As spring training marches on and we get anxious for regular-season baseball, the search for meaning in meaningless games reaches a fever pitch.
Most lineups and rotations around baseball are more or less set. The positional battles still underway are largely of the inconsequential variety, and making a baseball team on Opening Day is overrated in an 162-game campaign.
What is more interesting than trying to figure out who is going to win an early-season fourth outfielder job is attempting to identify 2016’s breakout stars. Unfortunately, along with being more interesting it is also far more difficult.
Spring training statistics may mean something, but generally speaking we are pretty poor at identifying what. Even so, we tend to try anyway.
On Thursday, New York Yankees second baseman Starlin Castro pricked up some ears in the breakout-spotting community with a borderline Trans-Atlantic home run to straightaway center field.
— New York Yankees (@Yankees) March 17, 2016
It should be noted that the New York Yankees official Twitter account is not a paragon of objectivity and the words “a star is born” seem hyperbolic here.
However, it is worth asking whether this swing should make the baseball world feel differently about Castro, if only a little bit.
On one hand, the 25-year-old’s power pedigree seems fairly well established. In his career to date Castro has posted a below-average .123 Isolated Slugging. In five consecutive seasons he’s hit between 10 and 14 home runs. While he’s relatively young, those numbers don’t scream “latent power potential”. In fact, these drab digits don’t scream anything at all. If anything, they whisper “he is what he is”.
If you’re a betting man or woman, that’s likely where you should leave it. Past performance is probably the best indicator of future performance yet devised. Castro has established that he has ho-hum pop. Between 10 and 14 home runs are likely in the cards for 2016.

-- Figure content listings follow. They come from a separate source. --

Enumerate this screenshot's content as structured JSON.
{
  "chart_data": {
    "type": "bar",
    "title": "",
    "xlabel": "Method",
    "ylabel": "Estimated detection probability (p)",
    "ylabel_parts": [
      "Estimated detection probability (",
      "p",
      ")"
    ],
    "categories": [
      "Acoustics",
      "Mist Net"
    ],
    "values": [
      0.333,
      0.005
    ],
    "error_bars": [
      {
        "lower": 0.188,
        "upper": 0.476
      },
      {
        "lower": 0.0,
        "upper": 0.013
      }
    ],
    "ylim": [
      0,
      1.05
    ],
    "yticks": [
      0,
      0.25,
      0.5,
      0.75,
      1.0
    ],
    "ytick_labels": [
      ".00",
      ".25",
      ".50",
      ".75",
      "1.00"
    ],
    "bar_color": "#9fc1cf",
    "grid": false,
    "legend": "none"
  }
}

On the other hand, with that swing the Dominican infielder did something he’s likely never done before. Although that home run wasn’t reliably measured, it’s pretty fair to guess that it’s the longest of his career.
Last season, Castro hit 11 home runs, included his personal-best according to ESPN Home Run Tracker:
He didn’t manage any to dead center last year and his longest was 445 feet. That sounds like a big number, but not only is it likely lower than his recent home run, it was also at Coors Field, which is a mitigating factor.
Castro simply, at least to our knowledge, has not hit a ball with this kind of force before. While it’s hard to find meaning in spring training numbers, one thing that’s always going to intrigue is players demonstrating new skills.
A pitcher can add change the grip on his fastball to get more movement or add a pitch. A hitter can show up with a new stance, or perhaps an unforeseen aggressiveness on the bases.
New is sexy, even if it doesn’t carryover into the regular season. New gets our attention, even though it could be a mirage. On Thursday Castro did something that, for him at least, was new.
It’s not wise to make bold proclamations off a single swing, but there’s no harm in watching a little more closely because of it. One home run may not have made Castro a star, but it definitely made him a tiny bit more interesting.